Surely the biggest blessing that Integrity has given has been my web of relationships with lesbian, gay and transgendered Africans, particularly those in Uganda.
Although I had been visiting East Africa regularly for many years as a Board Member of a small nonprofit that funded community-development projects there, I was sure that no one would ever dare to be “out” in that context. I certainly didn’t. In the summer of 1998, while all the Bishops were meeting at Lambeth, I was traveling around Rwanda researching the aftermath of the 1994 genocide there. I met wonderful people who moved me deeply and fell in love with the beauty of the country and her people. My last Sunday in Kigali, there was a special Eucharist presided over by the just-returned Archbishop and many Bishops in transit to their home dioceses’ were in attendance. After the sermon and before Holy Communion, the Archbishop invited one of the Bishops to come forward and give a brief report about the events at Lambeth. A female priest sat next to me and graciously translated his Kinyarwanda into French for me.
I honestly remember very little of what he said, until he got to the part where he was literally gloating about how they were succeeding in keeping the gays out of the church. He apologized that they weren’t yet able to prevent all gays from being ordained, but they were making progress. I don’t think I can adequately describe the terror I felt arise in me at that moment. After all, I was sitting in Rwanda where 4 years earlier 800,000 people had been killed mostly by machete because the killers thought that simply by being alive they were a threat. For the first time ever, I felt my life was under threat if anyone found out about me.
I returned to the US from that trip and was heart-broken, because I knew it was far too dangerous to go back to Rwanda again and maintain the friendships I had made with so many in the church there.
Several years later I was working on a D. Min. degree and I met a fellow student, an Episcopal priest from Arkansas, who told me about Bishop Christopher Senyonjo and his ministry to LGBT people in Kampala in Uganda. I was amazed. I had the opportunity to spend a month in Uganda that summer and made a point of contacting Bishop Senyonjo who invited me to come to Integrity:Uganda’s weekly meeting and worship service.

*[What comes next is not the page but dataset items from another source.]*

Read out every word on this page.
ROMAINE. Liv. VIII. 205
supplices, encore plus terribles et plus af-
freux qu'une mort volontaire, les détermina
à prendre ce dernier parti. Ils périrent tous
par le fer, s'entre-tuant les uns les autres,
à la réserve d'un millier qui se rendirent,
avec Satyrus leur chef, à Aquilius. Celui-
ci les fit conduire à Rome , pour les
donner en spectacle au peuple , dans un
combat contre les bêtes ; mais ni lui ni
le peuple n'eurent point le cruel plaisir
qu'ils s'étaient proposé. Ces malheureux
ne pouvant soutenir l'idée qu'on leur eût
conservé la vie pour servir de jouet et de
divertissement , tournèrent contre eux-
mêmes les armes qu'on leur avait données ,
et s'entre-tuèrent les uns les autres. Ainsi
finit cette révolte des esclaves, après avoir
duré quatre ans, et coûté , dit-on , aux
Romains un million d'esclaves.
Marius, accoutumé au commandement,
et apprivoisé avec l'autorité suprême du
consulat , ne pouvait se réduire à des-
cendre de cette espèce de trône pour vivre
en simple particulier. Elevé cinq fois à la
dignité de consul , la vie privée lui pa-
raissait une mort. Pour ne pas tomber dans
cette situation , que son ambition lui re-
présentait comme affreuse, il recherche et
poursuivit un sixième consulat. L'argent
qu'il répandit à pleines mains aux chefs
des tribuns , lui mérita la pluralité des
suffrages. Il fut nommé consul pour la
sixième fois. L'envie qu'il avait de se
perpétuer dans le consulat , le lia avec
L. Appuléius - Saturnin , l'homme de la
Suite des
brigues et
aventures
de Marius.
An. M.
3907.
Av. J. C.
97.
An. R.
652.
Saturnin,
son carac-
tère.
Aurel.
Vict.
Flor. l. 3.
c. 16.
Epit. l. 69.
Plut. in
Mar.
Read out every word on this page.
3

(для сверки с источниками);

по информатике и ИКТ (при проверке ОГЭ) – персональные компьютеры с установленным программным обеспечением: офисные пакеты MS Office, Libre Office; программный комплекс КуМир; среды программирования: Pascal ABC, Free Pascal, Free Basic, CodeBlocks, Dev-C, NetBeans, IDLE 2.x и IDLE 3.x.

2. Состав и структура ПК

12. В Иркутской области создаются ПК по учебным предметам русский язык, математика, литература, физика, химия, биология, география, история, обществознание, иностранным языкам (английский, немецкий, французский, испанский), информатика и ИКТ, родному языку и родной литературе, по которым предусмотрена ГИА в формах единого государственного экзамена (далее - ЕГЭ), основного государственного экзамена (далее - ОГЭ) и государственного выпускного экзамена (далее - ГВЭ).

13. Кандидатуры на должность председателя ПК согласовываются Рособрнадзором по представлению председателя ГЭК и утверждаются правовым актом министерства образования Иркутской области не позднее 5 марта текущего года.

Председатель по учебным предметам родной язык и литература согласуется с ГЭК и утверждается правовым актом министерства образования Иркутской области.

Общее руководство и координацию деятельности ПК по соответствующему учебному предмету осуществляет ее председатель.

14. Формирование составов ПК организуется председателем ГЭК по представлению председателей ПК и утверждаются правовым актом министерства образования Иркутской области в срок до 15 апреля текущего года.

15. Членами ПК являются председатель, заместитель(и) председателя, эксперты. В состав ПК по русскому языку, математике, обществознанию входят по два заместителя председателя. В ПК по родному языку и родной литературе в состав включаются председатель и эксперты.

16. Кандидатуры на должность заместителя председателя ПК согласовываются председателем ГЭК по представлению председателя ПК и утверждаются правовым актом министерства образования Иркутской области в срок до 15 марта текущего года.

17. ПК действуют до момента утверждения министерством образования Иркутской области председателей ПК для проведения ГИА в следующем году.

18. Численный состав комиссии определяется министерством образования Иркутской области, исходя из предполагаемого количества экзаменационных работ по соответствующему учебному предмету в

Meeting Bishop Senyonjo felt like meeting Ghandi or Martin Luther King, Jr. The clarity and strength of his conviction was profoundly moving, made even more so by the realization of the sacrifices he had made because of it. In a world without pensions or retirement savings, a retired Bishop in the Church of Uganda usually supports himself by being an “elder statesman” and preaching and celebrating around the Province for a fee. But this Bishop was barred from doing that – at great cost to not only himself but his ailing wife and the children whose education he was still paying for. Thanks to the support of Integrity in the US, and in particular the support and friendship of The Rev. Michael Hopkins and John Clinton Bradley, Bishop Senyonjo received a small stipend to live on and money to rent an office which he used for counseling which doubled at the Integrity:Uganda meeting place.
Later that Sunday afternoon, the members of Integrity:Uganda started to stream in. Young men and a few women, most lesbian or gay, but some straight, all with astonishing stories to tell – some stories of love and support and others of utter rejection and pain.
A year later, I returned to Uganda to listen and record the stories of these courageous youth who were resolutely living their lives according to their own terms, in a culture built on conformity to strict traditional rules. The entire month for me was one mind-blowing inspiration after another. I met the most amazing people—an older man in a remote village who had succeeded in avoiding getting married, a group of 13 lesbian small business owners finding refuge with each other in the city, a young man who had been with Integrity since its inception despite being betrayed by their initial leader, a former teacher turned community activist, a young woman whose life was regularly threatened because she continued to speak out openly on the radio, in the newspapers, wherever she could be heard.
Without the support of Integrity in the US, this group wouldn’t even have the bus fare to get together and support each other. Most of them are unemployed and those that have jobs are always afraid of being found out and losing them. Now because of the financial crisis, that support has been withdrawn. The Bishop has no means of support and I doubt the group is able to meet very often (they also don’t have the money to send and receive e-mails). This, at a time when a bill has come before the Ugandan Parliament advocating prison sentences for anyone who even counsels “homosexuals”.
There is so much to do in Uganda and there are people there willing to risk their lives to be who God created them to be. They are a daily inspiration for me and surely many of the thousands of blessings that are being withheld from the church. Integrity stepped in and helped make this revolution possible and stuck with them through some difficult times. I surely pray that we will be able to do so again and take our support the next level by helping to empower the members of Integrity: Uganda to become viable and the organization to become sustainable for the long haul.